Worldview

Systemic 

Holistic and Systemic Reform

Our social system inflames the desire to dominate and the willingness to submit for personal gain. The systemic reform movement proposed here would address this problem with new, egalitarian social structures. It would replace the Top-Down System with a Bottom-Up System.

Interpersonal conflicts weaken activist organizations, social service providers, spiritual communities, families, schools, workplaces, and other organizations. Disrespect, arrogance, egoism, assumptions of moral superiority, elitism, dogmatism, lack of internal democracy, weak mutual support, scapegoating, demonizing, resentments, power struggles, inner turmoil, and other dilemmas are widespread. These issues don’t plague every group, but many afflict most, and they have the same solution: cultivate compassionate cooperation throughout society. 

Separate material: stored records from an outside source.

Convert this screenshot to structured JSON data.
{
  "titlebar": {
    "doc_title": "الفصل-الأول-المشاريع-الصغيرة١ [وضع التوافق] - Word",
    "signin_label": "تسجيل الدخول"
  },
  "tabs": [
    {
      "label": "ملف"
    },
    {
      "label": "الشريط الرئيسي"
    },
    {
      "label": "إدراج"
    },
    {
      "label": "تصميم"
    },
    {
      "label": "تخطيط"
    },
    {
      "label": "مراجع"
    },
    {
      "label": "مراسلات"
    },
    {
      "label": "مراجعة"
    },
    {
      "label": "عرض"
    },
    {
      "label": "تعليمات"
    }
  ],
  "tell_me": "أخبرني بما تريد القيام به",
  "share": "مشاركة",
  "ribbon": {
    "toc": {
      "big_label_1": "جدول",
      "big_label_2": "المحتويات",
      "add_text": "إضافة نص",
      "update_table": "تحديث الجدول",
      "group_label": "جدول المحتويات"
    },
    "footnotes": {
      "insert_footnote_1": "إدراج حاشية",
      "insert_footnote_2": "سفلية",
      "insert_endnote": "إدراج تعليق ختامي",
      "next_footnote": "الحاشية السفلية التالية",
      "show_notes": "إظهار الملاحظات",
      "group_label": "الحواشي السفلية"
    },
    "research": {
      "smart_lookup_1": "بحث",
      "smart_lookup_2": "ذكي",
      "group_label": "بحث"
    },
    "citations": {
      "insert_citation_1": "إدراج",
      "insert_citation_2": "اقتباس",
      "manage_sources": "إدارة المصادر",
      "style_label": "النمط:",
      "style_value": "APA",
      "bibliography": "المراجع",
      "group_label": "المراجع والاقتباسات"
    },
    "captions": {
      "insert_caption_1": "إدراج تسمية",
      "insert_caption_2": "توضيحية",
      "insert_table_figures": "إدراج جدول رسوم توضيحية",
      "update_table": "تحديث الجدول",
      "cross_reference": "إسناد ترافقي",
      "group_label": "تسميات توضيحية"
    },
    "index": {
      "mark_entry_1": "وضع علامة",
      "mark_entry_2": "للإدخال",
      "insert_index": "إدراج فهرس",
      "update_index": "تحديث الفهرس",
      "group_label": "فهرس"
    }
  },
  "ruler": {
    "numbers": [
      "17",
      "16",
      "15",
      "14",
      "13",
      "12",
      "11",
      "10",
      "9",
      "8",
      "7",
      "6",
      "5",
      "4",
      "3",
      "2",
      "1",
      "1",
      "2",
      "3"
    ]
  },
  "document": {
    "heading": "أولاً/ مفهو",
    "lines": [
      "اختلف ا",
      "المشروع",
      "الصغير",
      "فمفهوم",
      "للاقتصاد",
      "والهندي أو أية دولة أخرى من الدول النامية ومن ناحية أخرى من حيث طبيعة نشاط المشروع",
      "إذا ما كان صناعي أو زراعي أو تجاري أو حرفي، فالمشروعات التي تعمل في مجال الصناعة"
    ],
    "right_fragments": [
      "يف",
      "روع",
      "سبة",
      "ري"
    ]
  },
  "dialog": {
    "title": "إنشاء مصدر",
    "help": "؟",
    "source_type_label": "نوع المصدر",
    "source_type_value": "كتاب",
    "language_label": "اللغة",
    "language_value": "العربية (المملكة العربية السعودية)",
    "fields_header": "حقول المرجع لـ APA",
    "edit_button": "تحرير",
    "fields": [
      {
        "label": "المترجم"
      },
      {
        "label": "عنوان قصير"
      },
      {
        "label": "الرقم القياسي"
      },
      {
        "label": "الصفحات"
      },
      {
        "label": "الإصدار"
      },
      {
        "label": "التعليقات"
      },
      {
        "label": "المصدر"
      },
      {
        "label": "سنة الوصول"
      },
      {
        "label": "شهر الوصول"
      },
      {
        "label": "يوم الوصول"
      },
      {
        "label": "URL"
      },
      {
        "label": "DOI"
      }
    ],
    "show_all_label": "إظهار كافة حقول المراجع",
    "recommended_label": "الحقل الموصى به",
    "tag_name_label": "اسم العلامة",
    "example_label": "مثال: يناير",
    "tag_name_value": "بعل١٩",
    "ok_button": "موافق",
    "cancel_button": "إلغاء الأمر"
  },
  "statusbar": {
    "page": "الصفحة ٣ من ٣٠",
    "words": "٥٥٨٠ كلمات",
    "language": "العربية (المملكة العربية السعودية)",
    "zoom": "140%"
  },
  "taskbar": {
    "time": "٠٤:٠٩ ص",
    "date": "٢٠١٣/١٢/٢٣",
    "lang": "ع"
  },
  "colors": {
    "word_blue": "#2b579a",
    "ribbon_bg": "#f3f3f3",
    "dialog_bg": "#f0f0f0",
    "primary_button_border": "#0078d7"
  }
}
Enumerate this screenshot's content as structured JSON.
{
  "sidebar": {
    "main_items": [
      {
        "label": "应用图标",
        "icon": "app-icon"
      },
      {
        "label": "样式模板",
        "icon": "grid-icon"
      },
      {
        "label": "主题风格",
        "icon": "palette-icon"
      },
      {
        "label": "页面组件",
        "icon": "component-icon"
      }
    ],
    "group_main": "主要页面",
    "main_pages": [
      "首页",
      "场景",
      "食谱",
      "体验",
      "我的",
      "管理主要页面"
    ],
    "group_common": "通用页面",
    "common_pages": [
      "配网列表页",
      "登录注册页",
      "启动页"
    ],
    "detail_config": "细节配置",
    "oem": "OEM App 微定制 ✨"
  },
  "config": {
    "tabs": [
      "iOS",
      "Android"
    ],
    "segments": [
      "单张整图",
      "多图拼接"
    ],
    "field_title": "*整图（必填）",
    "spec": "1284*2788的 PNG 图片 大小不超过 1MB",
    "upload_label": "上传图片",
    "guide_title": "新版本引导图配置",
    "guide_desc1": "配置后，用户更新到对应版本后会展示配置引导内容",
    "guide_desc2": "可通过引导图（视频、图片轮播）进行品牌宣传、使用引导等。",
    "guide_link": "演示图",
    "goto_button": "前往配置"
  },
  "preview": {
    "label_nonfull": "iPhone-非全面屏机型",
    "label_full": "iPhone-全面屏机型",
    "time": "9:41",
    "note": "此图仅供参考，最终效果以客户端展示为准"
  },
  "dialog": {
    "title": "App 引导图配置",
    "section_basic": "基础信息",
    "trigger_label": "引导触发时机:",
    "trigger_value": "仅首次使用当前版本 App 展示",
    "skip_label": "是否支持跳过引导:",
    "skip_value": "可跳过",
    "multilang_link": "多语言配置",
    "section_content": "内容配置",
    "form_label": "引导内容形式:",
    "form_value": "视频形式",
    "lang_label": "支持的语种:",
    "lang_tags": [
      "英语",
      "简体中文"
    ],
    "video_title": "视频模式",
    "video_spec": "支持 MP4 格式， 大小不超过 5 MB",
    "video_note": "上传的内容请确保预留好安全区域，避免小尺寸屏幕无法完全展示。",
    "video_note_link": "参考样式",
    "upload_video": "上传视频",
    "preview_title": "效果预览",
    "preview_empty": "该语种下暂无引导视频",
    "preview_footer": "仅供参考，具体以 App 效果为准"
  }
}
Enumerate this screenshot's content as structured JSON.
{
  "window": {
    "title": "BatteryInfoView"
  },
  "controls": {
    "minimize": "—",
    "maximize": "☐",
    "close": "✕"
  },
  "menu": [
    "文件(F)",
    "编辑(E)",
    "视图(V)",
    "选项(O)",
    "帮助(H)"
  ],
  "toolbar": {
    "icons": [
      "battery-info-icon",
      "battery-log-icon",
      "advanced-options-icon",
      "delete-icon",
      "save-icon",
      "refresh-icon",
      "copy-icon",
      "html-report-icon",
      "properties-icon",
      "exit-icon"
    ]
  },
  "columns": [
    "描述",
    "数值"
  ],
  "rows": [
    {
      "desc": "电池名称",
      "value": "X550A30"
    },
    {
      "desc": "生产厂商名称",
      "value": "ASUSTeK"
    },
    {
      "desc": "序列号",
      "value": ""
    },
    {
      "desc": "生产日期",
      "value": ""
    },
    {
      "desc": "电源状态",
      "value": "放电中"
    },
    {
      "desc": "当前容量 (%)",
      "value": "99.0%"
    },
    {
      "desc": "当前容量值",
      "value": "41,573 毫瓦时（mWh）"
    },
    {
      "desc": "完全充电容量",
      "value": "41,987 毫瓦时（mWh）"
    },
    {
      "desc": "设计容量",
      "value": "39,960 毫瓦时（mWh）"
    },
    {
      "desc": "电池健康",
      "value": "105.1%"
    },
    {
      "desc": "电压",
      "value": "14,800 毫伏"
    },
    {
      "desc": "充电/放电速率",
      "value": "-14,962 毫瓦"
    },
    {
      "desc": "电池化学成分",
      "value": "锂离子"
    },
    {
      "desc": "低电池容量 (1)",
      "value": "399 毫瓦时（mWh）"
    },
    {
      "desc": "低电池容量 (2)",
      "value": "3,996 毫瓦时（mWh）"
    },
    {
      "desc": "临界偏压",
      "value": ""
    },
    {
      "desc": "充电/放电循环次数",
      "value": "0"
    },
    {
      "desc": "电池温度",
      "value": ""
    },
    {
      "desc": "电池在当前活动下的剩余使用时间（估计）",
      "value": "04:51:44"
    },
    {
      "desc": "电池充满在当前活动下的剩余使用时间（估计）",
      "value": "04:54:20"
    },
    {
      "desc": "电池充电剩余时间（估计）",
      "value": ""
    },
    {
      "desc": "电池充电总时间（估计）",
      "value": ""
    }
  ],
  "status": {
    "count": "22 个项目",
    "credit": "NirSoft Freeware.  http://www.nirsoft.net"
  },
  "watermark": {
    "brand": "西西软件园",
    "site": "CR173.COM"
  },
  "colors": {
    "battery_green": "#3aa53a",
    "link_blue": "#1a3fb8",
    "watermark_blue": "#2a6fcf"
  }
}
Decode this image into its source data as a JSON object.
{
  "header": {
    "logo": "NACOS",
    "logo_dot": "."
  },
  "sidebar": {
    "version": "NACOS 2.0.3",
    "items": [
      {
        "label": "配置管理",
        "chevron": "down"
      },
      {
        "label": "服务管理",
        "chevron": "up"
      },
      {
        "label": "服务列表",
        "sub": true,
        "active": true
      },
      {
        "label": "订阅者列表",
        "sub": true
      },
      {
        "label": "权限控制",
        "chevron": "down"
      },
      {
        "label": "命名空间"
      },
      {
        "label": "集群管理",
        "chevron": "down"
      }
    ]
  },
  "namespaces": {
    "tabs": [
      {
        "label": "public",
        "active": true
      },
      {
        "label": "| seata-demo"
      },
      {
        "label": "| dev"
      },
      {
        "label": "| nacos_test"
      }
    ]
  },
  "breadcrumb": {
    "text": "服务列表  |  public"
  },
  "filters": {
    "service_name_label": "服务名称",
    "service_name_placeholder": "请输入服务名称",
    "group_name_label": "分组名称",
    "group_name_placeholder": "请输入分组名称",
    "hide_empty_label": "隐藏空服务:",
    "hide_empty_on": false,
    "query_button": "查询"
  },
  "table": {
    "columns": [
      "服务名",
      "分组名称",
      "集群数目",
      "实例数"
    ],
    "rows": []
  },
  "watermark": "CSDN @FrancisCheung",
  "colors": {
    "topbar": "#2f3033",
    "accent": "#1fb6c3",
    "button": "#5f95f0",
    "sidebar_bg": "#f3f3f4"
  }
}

Our society weaves together our institutions, cultures, and ourselves as individuals into a single self-perpetuating social system — the Top-Down System. This system programs people to selfishly climb social ladders and look down on, dominate, and exploit those below — and submit to those above. Whether you call it meritocracy, rankism, elitism, or technocracy, this Top-Down System assumes that a select few with superior abilities should rule society. 

Justified domination and submission, as with red lights, are means to a higher end: to promote the general welfare. However, when domination and submission become the goal (as is the current pattern), reform is needed to establish a Bottom-Up System rooted in compassionate cooperation that holds leaders accountable to those they serve.

Many individuals and organizations relieve and prevent suffering, and many movements challenge the elitist, top-down concentration of power and promote compassion and democracy. However, these efforts generally focus on particular issues in isolation, and campaigns tend to fade after they peak. 

Suppose these change agents affirm their common ground, unite, more fully support each other, and sustain campaigns over time. They increase their effectiveness and help shift the System from Top-Down to Bottom-Up.

Members commit to the same mission — serve humanity, the environment, and life itself — and use the same two tools: at least once a month, they open meetings with a moment of silence and a holistic check-in during which they report on their efforts to unlearn or control dominate-and-submit impulses.

In these ways, reformers democratize society and cultivate mutual empowerment, self-improvement, and egalitarian communities. This systemic reform movement affirms everyone’s common humanity and equal worth and builds democratic hierarchies with representative democracies.

This holistic and systemic reform directs attention to the whole person and the whole society. Gains reinforce each other in a synergistic upward spiral, leading to a more harmonious society in every arena: social, personal, cultural, economic, environmental, and political.

Affirming that the System is our common problem unifies the movement and reduces scapegoating, a divisive distraction that undermines unity. Top-level administrators are replaceable. No one individual or group is in control. Everyone is a pawn in the game, and everyone is responsible. Everyone supports the System with their daily actions. 

Wealth, power, and status are end goals in the Top-Down System. People seek self-serving top-down power and consider life a zero-sum struggle with winners and losers. 

As we restructure society, power becomes a means to a greater end: to “promote the general welfare.” We humanize ourselves, communities, cultures, workplaces, and governments and establish harmony with Mother Nature. We shift from the Top-Down System to a Bottom-Up System.

This scenario imagines a massive, grassroots, multi-national movement based on shared principles and two simple tools: a moment of silence and a holistic check-in. This systemic reform movement cultivates a national community based on a coordinated network of autonomous local teams. The movement models the egalitarian society it seeks — grounded in mutual aid and respect for everyone’s equal value.

The hope is that individuals and organizations will engage in the actions recommended here to prepare the ground for this movement, and a strong, diverse group of community leaders will convene a conference to launch it.

We present these proposed principles and tools for the sake of discussion. As they get involved, the assumption is that members will consider modifying and supplementing them.

If enough people commit to a vision like this, we can advance holistic and systemic change throughout society while retaining the Top-Down System’s positive qualities. Society can become new in some ways — and remain the same in others.  

Underneath our multiple identities, we’re all members of the human family. We’re interdependent, which requires us to aid each other. This perspective helps us to avoid both selfishness and self-sacrifice. Gains ripple through society with win-win solutions that benefit everyone. These positive-sum strategies reform the Top-Down System into a Bottom-Up System rooted in egalitarian mutual empowerment.

These reforms nurture holistic democracy, democratic equality, practical idealism,democratic leadership, mutual empowerment, and synergistic, holistic, systemic change committed to serving humanity, the environment, and life itself.